そして、医療機関からの進言がありました。保護から施設入所への進言です。家庭裁判所の判断が出ると、入所が決まります。しかしここで問題になるのは、裁判所の判断が親に報告される部分です。そして、怪我の程度からいくと、入所を認めない判決が下ることも考えられたそうです。親との信頼関係が崩れてしまうことを恐れた児相が、結果的に「介入」ではなく、「援助」の判断に至りました。

病院への通院を条件に、再び一時保護の解除がなされてしまいます。そして、より多くの目で親子を見守ることになりました。それを嫌って、東京目黒区への転出になってしまいました。

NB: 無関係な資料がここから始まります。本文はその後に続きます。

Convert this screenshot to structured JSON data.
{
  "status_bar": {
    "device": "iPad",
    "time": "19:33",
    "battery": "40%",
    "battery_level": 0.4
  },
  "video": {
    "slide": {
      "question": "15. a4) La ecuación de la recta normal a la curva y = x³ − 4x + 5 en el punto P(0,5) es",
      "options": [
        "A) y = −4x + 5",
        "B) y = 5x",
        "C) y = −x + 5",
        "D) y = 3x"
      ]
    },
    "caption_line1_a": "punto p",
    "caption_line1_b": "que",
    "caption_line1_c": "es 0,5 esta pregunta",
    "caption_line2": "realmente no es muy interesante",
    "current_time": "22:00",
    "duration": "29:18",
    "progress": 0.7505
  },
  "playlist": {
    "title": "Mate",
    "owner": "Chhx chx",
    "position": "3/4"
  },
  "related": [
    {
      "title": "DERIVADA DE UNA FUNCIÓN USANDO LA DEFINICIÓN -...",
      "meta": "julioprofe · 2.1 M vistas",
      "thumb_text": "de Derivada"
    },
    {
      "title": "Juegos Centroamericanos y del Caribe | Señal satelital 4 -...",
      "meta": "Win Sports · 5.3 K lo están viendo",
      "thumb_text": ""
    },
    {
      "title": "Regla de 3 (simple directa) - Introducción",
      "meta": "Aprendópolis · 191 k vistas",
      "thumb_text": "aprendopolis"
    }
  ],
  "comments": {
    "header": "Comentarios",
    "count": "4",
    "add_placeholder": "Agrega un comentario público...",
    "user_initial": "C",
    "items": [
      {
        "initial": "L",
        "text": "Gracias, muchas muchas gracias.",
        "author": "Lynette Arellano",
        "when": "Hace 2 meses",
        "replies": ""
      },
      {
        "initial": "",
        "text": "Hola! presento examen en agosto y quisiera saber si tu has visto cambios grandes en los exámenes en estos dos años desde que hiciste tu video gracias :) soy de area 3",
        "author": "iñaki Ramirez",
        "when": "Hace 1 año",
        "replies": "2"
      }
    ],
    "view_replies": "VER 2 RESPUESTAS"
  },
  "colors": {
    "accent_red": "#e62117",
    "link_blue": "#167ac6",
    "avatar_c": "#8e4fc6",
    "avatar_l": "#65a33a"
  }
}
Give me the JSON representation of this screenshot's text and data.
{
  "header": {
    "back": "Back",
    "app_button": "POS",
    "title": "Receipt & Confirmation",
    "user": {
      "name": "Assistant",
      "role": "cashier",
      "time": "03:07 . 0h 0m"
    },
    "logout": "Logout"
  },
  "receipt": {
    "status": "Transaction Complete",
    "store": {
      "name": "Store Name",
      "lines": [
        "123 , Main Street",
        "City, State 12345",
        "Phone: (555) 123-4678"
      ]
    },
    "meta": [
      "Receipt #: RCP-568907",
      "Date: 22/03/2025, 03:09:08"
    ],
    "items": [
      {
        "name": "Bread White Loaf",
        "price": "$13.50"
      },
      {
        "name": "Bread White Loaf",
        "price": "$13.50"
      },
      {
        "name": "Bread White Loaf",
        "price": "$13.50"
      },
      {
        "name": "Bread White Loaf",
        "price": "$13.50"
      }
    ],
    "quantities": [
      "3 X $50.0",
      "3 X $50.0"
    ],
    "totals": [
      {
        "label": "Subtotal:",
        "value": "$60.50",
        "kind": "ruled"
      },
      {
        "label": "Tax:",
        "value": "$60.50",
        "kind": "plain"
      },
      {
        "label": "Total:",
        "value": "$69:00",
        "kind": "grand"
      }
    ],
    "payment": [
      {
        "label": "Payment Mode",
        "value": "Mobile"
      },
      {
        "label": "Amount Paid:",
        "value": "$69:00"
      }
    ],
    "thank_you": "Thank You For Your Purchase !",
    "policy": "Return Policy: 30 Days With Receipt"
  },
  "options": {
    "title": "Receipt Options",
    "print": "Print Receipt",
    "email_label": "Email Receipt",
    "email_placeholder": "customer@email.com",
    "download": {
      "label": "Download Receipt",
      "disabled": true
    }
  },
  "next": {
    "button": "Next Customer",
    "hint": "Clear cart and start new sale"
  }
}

児相間での引継ぎが行われ、香川でのケースを受理した東京目黒区側は、虐待と認定しましたが、原則の48時間以内を過ぎてから、家庭訪問をしました。しかし、家庭訪問期の遅れと受け応えから5分程度で終了。しかも、結愛ちゃんを確認することはありませんでした。
次の機会である小学校説明会でも姿を現していないのにも関わらず、確認を怠りました。
そして、警察からの連絡で、事の重大さに気付かされたわけです。

香川と目黒区の児相の判断や家庭訪問の悪さに非難が集まりました。香川側の報告書では、この判断の内情が報告されましたが、目黒区側の報告書では、虐待案件の家庭訪問原則からかけ離れたことなどに関しては内情の報告は見当たりません。

□児童虐待防止法改正

この事件を受けて、親、保護者の体罰が禁止されることになりました。

児相業務の一端である虐待における事案は、園、小、中への聞き取り、通告者からの聞き取り、家庭訪問、保護者への指導や一時保護など多岐に渡ります。上記で紹介した通り、これだけには留まらないのが児相業務なんです。
現場での業務改善の一つとして、業務委託が、このような形で再び非難されることになると、専門性をもたない児童福祉司の負担が増えるのは当たり前です。そして、児相を非難する方々は、さらなる悲劇を生むことを想像すべきなんです。専門医や警察の配置によって少々の改善が認められます。また、訪問業務と保護業務の担当者を分けることが定められました。児相の権限を高めることや専門性を高めること、そして人手不足を解消すること。これらによる弊害が、この報道によって明らかになってしまいました。

今後も、業務委託が行われいく背景を想像し、非難と行政に対する改革意見を履き違えないようにしたいです。